R and I have 13 weeks left until our little one is due and we are in week 3 of a parenting class. The content of the class is good (though clearly dated with 80s hairstyles, clothes, and technology) and our teachers are two wonderful, experienced moms. There are days the information seems a bit too basic (though I know from child development and child care that even the most basic can be extremely complicated on certain days). There are other days it sparks good conversation, both during class and when we get home.
Tonight we got to talking about children misbehaving in order to get attention. There were talks of children fighting or rebelling or whatever else kids do to seek attention. I know my siblings and I were not perfect children and I remember an occasional fight or two, but nothing outrageous or constant. And in not seeing our conflicts, I see less of our "perfection" and more that of my parents (no, mom and dad, I do not think you're perfect, but I do hold you in pretty high regard). I can guarantee you we would not have been the children we were (and hence not the adults we are) if it were not for our parents who are indeed stellar parents. Not just good people, but great parents. Meaning they parented well.
Tonight one of our teachers said, "there will be times when you just won't be able to get your child to do what you want, and you just have to accept it and move on." I couldn't help but think, "not in our house." (meaning mine growing up...I do not remember ever winning a battle/argument/whatever against my parents; I remember them getting us to do what they wanted, even if it meant soy sauce soup in the morning or reheating fish 7 times before finally eating it and being excused from the table). And I was immediately compelled to call my parents and ask what the most trying times were with us kids.

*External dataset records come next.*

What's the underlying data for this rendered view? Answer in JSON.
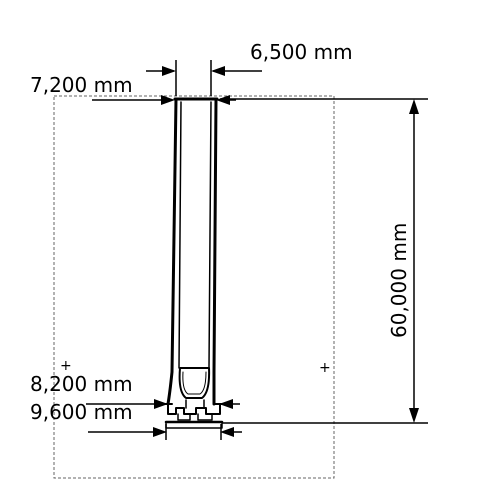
{
  "drawing": {
    "labels": {
      "width_outer": "6,500 mm",
      "width_top": "7,200 mm",
      "height_total": "60,000 mm",
      "width_inner_bottom": "8,200 mm",
      "width_base": "9,600 mm"
    },
    "markers": {
      "center_left": "+",
      "center_right": "+"
    },
    "colors": {
      "line": "#000000",
      "frame": "#555555",
      "background": "#ffffff"
    }
  }
}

I haven't called. I may tonight or sometime tomorrow after they've had a chance to read this (though hopefully not comment on anything too awful). I am also inclined to ask my siblings (Hi Dave!) what their recollections are. Being the youngest, my recollection is often more short sighted than theirs (yes, I did just put that in writing!)
I am grateful for my parents and all that they did to raise us and to help us become who we are. And as I prepare for full-time parenthood (not just pregnancy), I can only hope and pray that would be half as good a parent as they were/are.
1 comment:
Short answer - they "lost" from time to time, wore it well, and for the most part forgot it and moved on.
You too will "lose" from time to time. Forget it and move on. Try not to make a habit of it, and use other methods to help both of you (you and your child) find another way to both win.
Mom and Dad did well. I tend to call them at least 2-3 times a year just to tell them that. Admittedly, it usually comes as a result of hearing some other horror story.